“No,” said the cook. “Don’t I tell you that he has the best horse on the ranch? Some of the men are out now looking for him. He didn’t take to the prairie, but concealed himself in the mountains. He won’t come out till he gets among his friends.”

The cook spoke so earnestly, and seemed so disgusted over Harding’s escape, that the sergeant never thought to blame him for it. If the truth must be told, he was the man who brought the horse and tied him to the bushes in the yard so that the squawman could readily find him, and he stood in his door and saw Harding leap out of the window, mount the nag, and ride away in the darkness. Some of the men were indeed out, but they were not looking for Harding. They were attending to the cattle.

“I think we will go back and report to the colonel,” said the sergeant, after meditating a few moments. “He ought to know that he ain’t going to get the man.”
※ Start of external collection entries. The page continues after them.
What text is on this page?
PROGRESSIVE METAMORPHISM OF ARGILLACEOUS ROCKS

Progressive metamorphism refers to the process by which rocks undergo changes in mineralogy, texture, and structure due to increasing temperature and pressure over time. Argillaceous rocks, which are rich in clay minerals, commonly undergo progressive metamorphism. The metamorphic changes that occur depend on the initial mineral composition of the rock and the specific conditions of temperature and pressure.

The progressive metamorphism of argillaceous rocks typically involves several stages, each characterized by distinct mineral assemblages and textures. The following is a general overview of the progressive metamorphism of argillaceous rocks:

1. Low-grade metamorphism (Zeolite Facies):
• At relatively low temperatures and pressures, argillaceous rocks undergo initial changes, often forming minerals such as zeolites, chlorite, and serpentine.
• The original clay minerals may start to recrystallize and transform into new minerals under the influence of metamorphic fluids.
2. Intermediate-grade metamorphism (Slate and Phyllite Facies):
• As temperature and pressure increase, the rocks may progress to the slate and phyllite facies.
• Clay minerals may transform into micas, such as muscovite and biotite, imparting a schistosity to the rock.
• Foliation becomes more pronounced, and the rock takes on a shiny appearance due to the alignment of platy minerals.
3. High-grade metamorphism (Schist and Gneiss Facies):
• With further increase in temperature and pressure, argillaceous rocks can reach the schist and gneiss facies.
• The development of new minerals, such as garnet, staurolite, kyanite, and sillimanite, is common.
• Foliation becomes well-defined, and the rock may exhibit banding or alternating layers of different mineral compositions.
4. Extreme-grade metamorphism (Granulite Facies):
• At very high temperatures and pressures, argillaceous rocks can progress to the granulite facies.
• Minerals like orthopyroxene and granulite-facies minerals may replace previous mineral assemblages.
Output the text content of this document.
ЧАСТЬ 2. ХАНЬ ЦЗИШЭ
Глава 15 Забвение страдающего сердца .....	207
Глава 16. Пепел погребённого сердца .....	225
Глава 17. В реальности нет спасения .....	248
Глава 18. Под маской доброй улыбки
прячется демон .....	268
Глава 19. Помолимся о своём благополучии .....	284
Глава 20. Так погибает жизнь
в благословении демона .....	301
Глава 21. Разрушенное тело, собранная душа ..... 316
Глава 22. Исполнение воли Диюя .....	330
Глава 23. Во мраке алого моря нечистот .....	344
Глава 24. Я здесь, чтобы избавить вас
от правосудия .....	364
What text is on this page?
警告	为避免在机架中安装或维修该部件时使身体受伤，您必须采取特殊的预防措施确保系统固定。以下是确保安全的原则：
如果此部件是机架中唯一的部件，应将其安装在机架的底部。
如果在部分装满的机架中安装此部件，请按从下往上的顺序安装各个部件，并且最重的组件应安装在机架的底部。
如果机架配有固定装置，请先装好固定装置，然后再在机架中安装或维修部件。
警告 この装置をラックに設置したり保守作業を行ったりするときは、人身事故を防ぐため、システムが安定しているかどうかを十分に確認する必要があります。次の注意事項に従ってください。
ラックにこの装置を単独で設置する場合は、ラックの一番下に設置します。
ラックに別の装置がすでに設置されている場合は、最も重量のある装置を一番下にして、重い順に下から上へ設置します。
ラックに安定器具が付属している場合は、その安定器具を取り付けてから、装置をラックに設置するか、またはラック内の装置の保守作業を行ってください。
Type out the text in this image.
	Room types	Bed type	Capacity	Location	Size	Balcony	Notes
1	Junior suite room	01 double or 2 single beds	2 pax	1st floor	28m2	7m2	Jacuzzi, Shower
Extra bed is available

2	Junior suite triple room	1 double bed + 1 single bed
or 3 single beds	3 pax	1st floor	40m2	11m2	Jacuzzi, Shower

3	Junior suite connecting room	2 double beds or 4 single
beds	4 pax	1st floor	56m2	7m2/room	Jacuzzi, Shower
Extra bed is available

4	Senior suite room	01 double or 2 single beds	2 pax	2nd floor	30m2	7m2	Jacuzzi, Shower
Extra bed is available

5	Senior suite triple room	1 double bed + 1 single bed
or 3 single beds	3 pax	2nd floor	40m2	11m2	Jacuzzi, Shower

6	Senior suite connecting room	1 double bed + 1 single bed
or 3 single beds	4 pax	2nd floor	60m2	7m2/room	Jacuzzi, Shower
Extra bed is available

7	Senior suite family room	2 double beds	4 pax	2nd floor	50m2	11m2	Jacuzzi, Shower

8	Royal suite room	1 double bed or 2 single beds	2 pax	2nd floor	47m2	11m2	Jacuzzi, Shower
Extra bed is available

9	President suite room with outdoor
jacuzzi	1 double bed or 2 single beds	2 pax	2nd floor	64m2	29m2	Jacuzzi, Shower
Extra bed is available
And we may add that this was the last adventure that befell Carl while he stayed at the fort. The troops never suspected Carl, and neither did they ever see Harding again. What became of him after that nobody knew. Of course the soldiers were all on the lookout for him, but he disappeared completely. And we may go further, and say that no one on the ranch ever heard of Claude again. A young man with such habits as his don’t often turn out to be anybody in the world. If he keeps such company as the two men who attempted to rob Carl of his money, he is probably in State’s prison before this time.

The sergeant and all the soldiers were surprised and perplexed over the escape of Harding, and when the horses had had a rest and the men had eaten their supper they set out for the fort. The men stood on the porch and saw them go; and when they had got out of sight the cook turned to Carl, laid one finger alongside his nose, and winked first one eye and then the other. If the sergeant had seen that motion he might have been led to suspect something.

Carl, the Trailer, remained at home for a week, and when he started for the fort again he took a big load from Thompson’s mind by telling him that he had seen all the scouting he wanted to see, and that in a few days he was coming home to remain.

“There is no more fight in the Sioux, for, now that Sitting Bull has gone and Big Foot was killed during that fight, there will be no one to take command of them,” said Carl. “But first I want to bring the lieutenant up here, to let him see how I live when I am at home. I will come back in a week or two, and I shall never go away again.”

The men were all glad to hear that piece of news, and when Carl returned in company with the lieutenant, they extended to him a hearty welcome; for Carl had told his herdsmen how he behaved in that fight with the Sioux, and they were glad to shake a brave man by the hand.

“I don’t see why you wanted to leave this nice place, where you have everything just as you want it, and come down to the fort to go scouting,” said Parker, when he had been shown about the ranch, and supper was over and the men had gathered on the porch. “If I had a ranch like this I would resign in a minute. I never would go on another hunt after Indians.”

That was what his men all said, and they were glad to welcome him home. Carl still lives on the plains, but he does not go down to the fort as much as he used to. Time has made changes, and there are but few officers left who knew him as Carl, the Trailer. Parker has now become a captain, and has been ordered to the coast. He keeps up a regular correspondence with Carl; and of all the stories he has to tell to his younger officers, there are none that he takes so much delight in as those in which the young scout was engaged. The Ghost Dance is a thing of the past. It has never been heard of since Yellow Bird caught up that handful of dust and threw it into the air, which started the massacre of Wounded Knee.